There is nothing more important than keeping children and staff safe in our schools. Schools have the opportunity to teach skills such as CPR and more general first aid training as part of Personal, Social, Health and Economic (PSHE) education. While it is up to individual schools precisely what to teach in PSHE, they are encouraged to work with expert organisations to teach such skills.
However, legislating to include a requirement for first aid training in the national curriculum would be the wrong approach. The national curriculum creates a minimum expectation for the school programme. Quite deliberately, it does not represent everything that a school should teach. Rather it is a framework around which schools can construct a programme which works best for them. In addition, schools do not have a monopoly on the provision of education to children, as parents and voluntary groups outside school also play an important role.

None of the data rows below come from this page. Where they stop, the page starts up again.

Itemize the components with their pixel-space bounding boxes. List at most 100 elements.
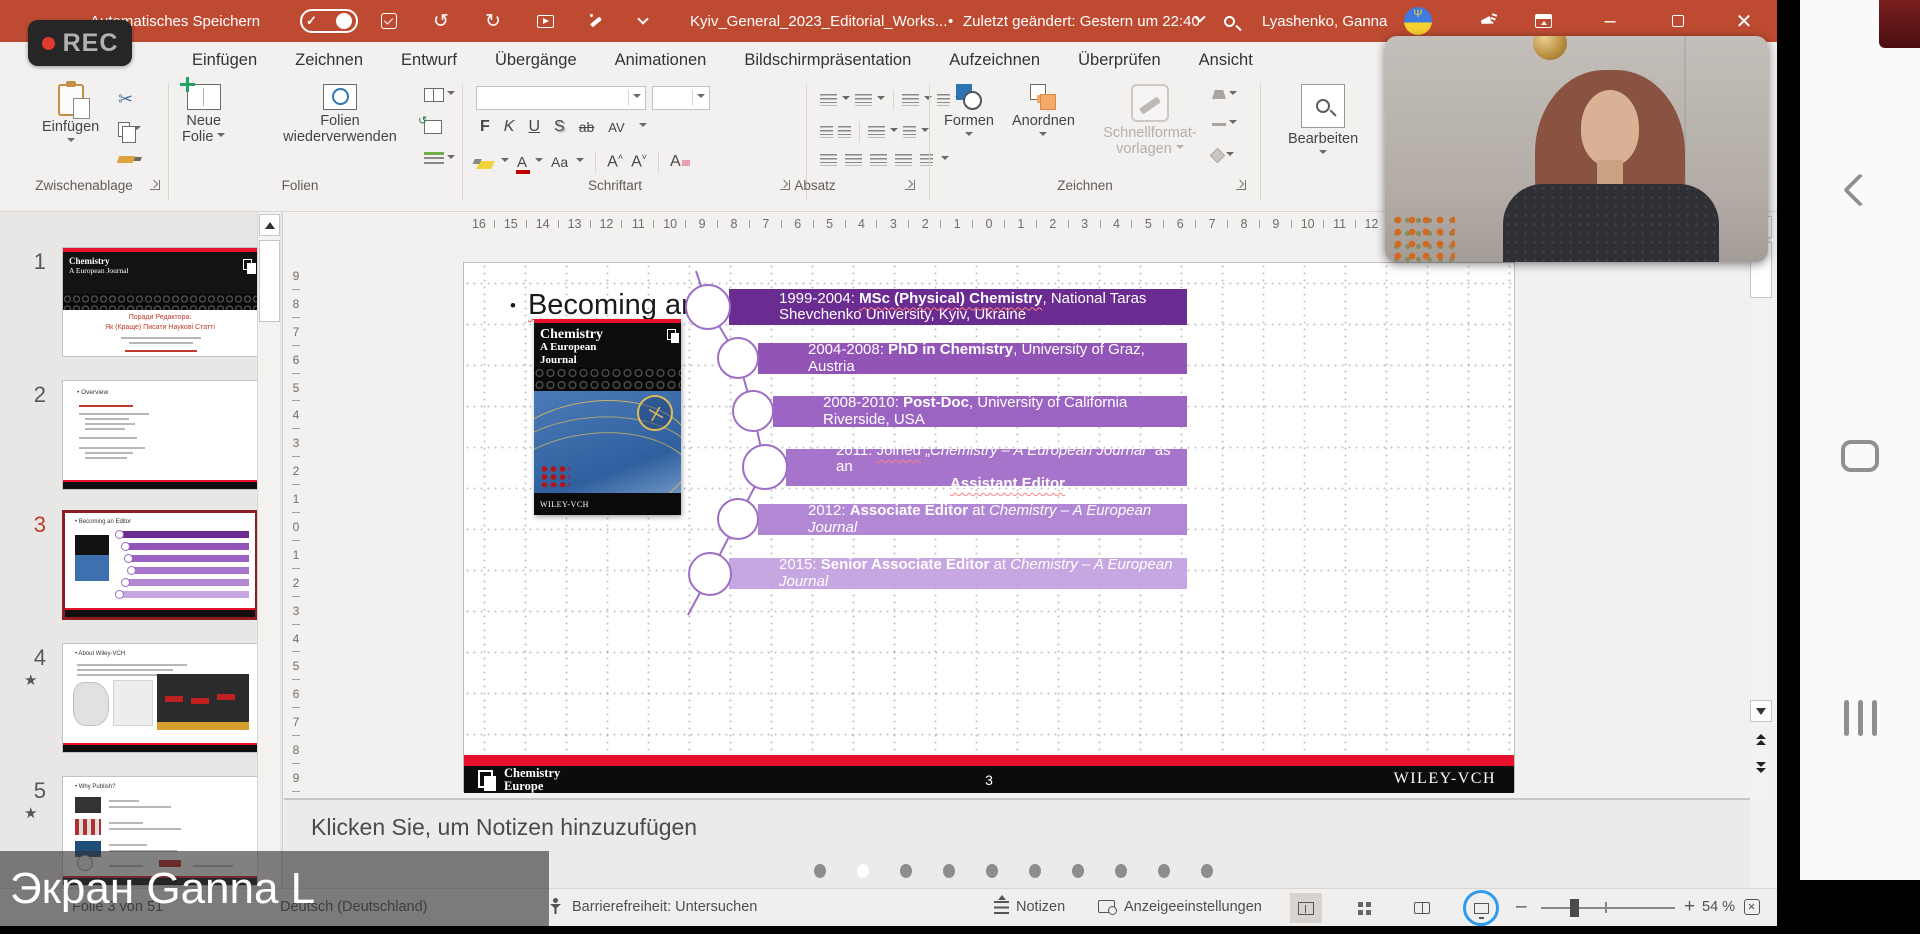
clipboard-dialog-launcher[interactable] [150,180,160,190]
slideshow-view-button[interactable] [1466,893,1496,923]
start-presentation-button[interactable] [534,10,556,32]
clear-formatting-button[interactable]: A [670,153,690,171]
draw-touch-button[interactable] [584,10,606,32]
zoom-in-button[interactable]: + [1684,896,1695,918]
display-settings-button[interactable]: Anzeigeeinstellungen [1124,899,1262,915]
slide-sorter-view-button[interactable] [1348,893,1380,923]
ribbon-tab-ansicht[interactable]: Ansicht [1199,51,1253,70]
format-painter-button[interactable] [118,156,134,163]
font-size-combo[interactable] [652,86,710,110]
last-modified-label[interactable]: Zuletzt geändert: Gestern um 22:40 [963,0,1200,42]
font-color-button[interactable]: A [517,154,527,171]
bullet-list-icon[interactable] [820,94,837,106]
fit-to-window-icon[interactable] [1744,899,1760,915]
slide-canvas[interactable]: • Becoming an Editor Chemistry A Europea… [463,262,1515,792]
zoom-percentage[interactable]: 54 % [1702,899,1735,915]
user-name[interactable]: Lyashenko, Ganna [1262,0,1387,42]
accessibility-label[interactable]: Barrierefreiheit: Untersuchen [572,899,757,915]
arrange-button[interactable]: Anordnen [1012,84,1075,140]
scroll-up-button[interactable] [259,214,280,236]
undo-button[interactable]: ↺ [430,10,452,32]
journal-cover-image[interactable]: Chemistry A European Journal WILEY-VCH [534,319,681,515]
reset-slide-button[interactable] [424,120,442,134]
shape-effects-button[interactable] [1212,150,1234,161]
autosave-toggle[interactable]: ✓ [300,9,358,33]
avatar[interactable]: Ψ [1404,7,1432,35]
copy-button[interactable] [118,122,141,137]
ribbon-tab-zeichnen[interactable]: Zeichnen [295,51,363,70]
ribbon-tab-aufzeichnen[interactable]: Aufzeichnen [949,51,1040,70]
editing-button[interactable]: Bearbeiten [1288,84,1358,158]
back-button[interactable] [1800,178,1920,202]
next-slide-button[interactable] [1750,756,1772,778]
strikethrough-button[interactable]: ab [579,119,595,135]
ruler-mark: 8 [286,736,306,764]
ribbon-tab-bildschirmpräsentation[interactable]: Bildschirmpräsentation [744,51,911,70]
scrollbar-thumb[interactable] [259,240,280,322]
bold-button[interactable]: F [480,118,490,136]
numbered-list-icon[interactable] [855,94,872,106]
section-button[interactable] [424,152,455,166]
search-button[interactable] [1218,10,1240,32]
slide-layout-button[interactable] [424,88,455,102]
text-shadow-button[interactable]: S [554,118,565,136]
shape-fill-button[interactable] [1212,90,1237,99]
feedback-button[interactable] [1478,10,1500,32]
align-center-icon[interactable] [845,154,862,166]
ribbon-tab-animationen[interactable]: Animationen [615,51,707,70]
slide-thumbnail-3-selected[interactable]: • Becoming an Editor [62,510,258,620]
character-spacing-button[interactable]: AV [608,120,624,135]
justify-icon[interactable] [895,154,912,166]
align-right-icon[interactable] [870,154,887,166]
thumbnail-scrollbar[interactable] [257,212,280,926]
previous-slide-button[interactable] [1750,728,1772,750]
home-button[interactable] [1800,440,1920,472]
reuse-slides-button[interactable]: Folien wiederverwenden [262,84,418,145]
increase-indent-icon[interactable] [838,126,851,138]
zoom-slider-thumb[interactable] [1570,899,1579,917]
notes-toggle-button[interactable]: Notizen [1016,899,1065,915]
quick-access-more-button[interactable] [632,10,654,32]
zoom-slider-track[interactable] [1541,907,1675,909]
slide-scrollbar[interactable] [1750,216,1773,802]
save-button[interactable] [378,10,400,32]
decrease-indent-icon[interactable] [820,126,833,138]
notes-placeholder[interactable]: Klicken Sie, um Notizen hinzuzufügen [311,814,697,841]
ribbon-tab-übergänge[interactable]: Übergänge [495,51,577,70]
shrink-font-button[interactable]: A˅ [631,152,647,171]
new-slide-button[interactable]: Neue Folie [182,84,225,145]
participant-video[interactable] [1385,36,1768,262]
shapes-button[interactable]: Formen [944,84,994,140]
ribbon-tab-einfügen[interactable]: Einfügen [192,51,257,70]
shape-outline-button[interactable] [1212,120,1237,128]
cut-button[interactable]: ✂ [118,90,133,108]
slide-thumbnail-1[interactable]: Chemistry A European Journal Поради Реда… [62,247,258,357]
line-spacing-icon[interactable] [902,94,919,106]
smartart-convert-icon[interactable] [920,154,933,166]
italic-button[interactable]: K [504,118,515,136]
slide-thumbnail-4[interactable]: • About Wiley-VCH [62,643,258,753]
reading-view-button[interactable] [1406,893,1438,923]
scroll-down-button[interactable] [1750,700,1772,722]
paragraph-dialog-launcher[interactable] [905,180,915,190]
recents-button[interactable] [1800,700,1920,736]
video-tile-sliver[interactable] [1879,0,1920,48]
document-title[interactable]: Kyiv_General_2023_Editorial_Works... [690,0,947,42]
ribbon-display-options-button[interactable] [1532,10,1554,32]
align-text-icon[interactable] [903,126,916,138]
align-left-icon[interactable] [820,154,837,166]
redo-button[interactable]: ↻ [482,10,504,32]
zoom-out-button[interactable]: – [1516,896,1527,918]
ribbon-tab-entwurf[interactable]: Entwurf [401,51,457,70]
change-case-button[interactable]: Aa [551,154,568,170]
ribbon-tab-überprüfen[interactable]: Überprüfen [1078,51,1161,70]
underline-button[interactable]: U [528,118,540,136]
normal-view-button[interactable] [1290,893,1322,923]
slide-thumbnail-2[interactable]: • Overview [62,380,258,490]
drawing-dialog-launcher[interactable] [1236,180,1246,190]
columns-icon[interactable] [868,126,885,138]
paste-button[interactable]: Einfügen [42,84,99,146]
font-name-combo[interactable] [476,86,646,110]
highlight-color-icon[interactable] [476,161,495,169]
grow-font-button[interactable]: A˄ [607,152,623,171]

There are many similar issues which the Government is frequently called upon to include in the national curriculum, but simply having a long list of compulsory subjects could easily become a box-ticking exercise and prevent schools from focussing on what is important for their pupils and communities. Schools should be encouraged and supported in teaching vital skills such as first aid, but forcing them to do so in law would not be the best way to achieve this.
I am encouraged that deal to offer an initial 500 defibrillators to schools at reduced prices was announced last year, alongside new guidance which includes encouraging schools to use these devices as an impetus to promote life-saving skills more broadly.